Of the Content-ID header fields I've seen in practice, a significant proportion of them (almost half) do not follow the syntax of "msg-id", even though they contain angle-brackets.  Some examples use UUIDs inside angle-brackets rather than "msg-id"s with an at-sign, while other examples, such as "<example.jpg>" and "<down_arrow>", were obviously generated to be message-unique rather than "world-unique" as required by RFC 2045 sec. 7.  (On the other hand, I see very few instances of Message-ID header fields not following the syntax of that header field.)  A smaller number of fields do not use angle-brackets at all, and some of them include the values "html-body" and "text-body".

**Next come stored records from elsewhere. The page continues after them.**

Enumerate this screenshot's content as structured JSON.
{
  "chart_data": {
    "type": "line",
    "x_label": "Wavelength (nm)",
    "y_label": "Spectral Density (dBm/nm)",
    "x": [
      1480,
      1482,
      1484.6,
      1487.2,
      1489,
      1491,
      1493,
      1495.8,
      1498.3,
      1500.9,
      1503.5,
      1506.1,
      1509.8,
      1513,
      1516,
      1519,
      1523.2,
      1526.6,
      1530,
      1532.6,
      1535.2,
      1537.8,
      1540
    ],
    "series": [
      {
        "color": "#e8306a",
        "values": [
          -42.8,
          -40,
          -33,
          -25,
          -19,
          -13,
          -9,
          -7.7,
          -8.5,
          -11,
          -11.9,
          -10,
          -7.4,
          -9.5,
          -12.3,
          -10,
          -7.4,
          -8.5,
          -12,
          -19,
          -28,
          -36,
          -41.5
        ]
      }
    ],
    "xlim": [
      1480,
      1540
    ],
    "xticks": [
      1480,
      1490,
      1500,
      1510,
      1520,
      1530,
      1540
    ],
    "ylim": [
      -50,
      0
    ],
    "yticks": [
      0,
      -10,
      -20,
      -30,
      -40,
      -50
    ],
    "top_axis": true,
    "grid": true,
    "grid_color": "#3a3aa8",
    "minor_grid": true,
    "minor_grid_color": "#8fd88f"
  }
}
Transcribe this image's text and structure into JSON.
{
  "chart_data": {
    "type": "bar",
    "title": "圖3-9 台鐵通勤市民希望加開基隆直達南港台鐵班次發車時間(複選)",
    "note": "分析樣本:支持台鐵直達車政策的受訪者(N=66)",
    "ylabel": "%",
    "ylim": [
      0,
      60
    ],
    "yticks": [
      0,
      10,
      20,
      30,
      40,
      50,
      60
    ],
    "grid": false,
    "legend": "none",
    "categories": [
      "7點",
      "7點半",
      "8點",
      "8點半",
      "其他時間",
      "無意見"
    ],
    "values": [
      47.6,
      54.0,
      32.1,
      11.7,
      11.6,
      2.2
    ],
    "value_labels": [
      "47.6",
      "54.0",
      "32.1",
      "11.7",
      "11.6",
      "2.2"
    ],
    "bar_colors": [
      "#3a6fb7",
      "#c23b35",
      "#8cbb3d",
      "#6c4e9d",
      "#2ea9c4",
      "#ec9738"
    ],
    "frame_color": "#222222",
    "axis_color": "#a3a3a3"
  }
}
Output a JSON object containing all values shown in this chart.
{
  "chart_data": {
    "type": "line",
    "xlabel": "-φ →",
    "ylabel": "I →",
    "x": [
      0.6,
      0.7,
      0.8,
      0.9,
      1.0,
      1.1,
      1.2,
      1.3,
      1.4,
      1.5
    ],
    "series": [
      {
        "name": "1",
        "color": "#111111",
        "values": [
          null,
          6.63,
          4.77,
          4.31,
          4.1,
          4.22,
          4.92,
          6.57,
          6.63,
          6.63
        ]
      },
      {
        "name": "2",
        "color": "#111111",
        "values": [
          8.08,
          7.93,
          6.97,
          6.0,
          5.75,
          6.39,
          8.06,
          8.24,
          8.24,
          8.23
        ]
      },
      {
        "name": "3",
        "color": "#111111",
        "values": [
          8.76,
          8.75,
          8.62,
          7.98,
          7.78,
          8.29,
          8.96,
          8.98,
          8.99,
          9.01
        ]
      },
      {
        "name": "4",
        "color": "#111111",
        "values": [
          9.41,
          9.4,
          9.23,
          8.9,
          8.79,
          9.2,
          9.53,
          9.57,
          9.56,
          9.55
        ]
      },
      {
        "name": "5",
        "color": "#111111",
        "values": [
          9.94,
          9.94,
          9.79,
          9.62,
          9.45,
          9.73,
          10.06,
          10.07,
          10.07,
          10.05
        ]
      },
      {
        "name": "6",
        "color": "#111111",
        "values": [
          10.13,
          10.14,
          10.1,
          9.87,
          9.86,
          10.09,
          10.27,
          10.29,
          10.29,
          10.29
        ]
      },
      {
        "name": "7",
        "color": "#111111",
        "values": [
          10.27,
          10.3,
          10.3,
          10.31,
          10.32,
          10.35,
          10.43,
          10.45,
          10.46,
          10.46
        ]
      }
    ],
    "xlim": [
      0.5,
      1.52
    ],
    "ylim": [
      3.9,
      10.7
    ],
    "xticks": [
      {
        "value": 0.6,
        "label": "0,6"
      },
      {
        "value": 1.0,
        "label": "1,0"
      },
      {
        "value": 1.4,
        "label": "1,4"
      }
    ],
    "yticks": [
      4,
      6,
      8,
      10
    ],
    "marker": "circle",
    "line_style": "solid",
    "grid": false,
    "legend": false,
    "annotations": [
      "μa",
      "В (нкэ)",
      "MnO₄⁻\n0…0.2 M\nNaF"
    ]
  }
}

All of the nonsyntactic List-Archive values I've seen so far involve GitHub URLs.  Here the URL appears without angle brackets.


Some List-ID values either include no dots or domain names, or they are numbers or underscore-separated number sequences with no angle-brackets.


Many nonsyntactic List-Unsubscribe values involve either URLs not appearing in angle brackets, or URLs encoded with RFC 2047 encoded words (compare with Content-Location, which does allow the latter).


Many nonsyntactic Received bodies--

- include fractional seconds in the date and time,
- include unquoted IPv6 addresses (which contain colons and don't conform to the "received-token" syntax), 
- have no semicolon before the date/time, and/or
- include a "for" clause containing "<multiple recipients>" (without the quotation marks).

In one case, I have noticed a Received header field with an ASCII control character (U+0001, I think) in the "by" clause; unfortunately such a field is not downgradable under RFC 6857, nor can it appear in a generated header field under RFC 5322.


Many nonsyntactic Received-SPF bodies include an unquoted IPv6 in the "client-ip" parameter (which conform to neither "dot-atom" nor "quoted-string" because of the colons), and some include an unquoted email address in the "envelope-from" parameter.


Many Return-Path header-field values don't include angle brackets (and appear as "addr-spec", rather than "path" as required by RFC 5322.)  A very small number also include a display name (and appear as "mailbox" under that RFC).


For other standard header fields, nonconforming values occur very rarely if at all (in my experience).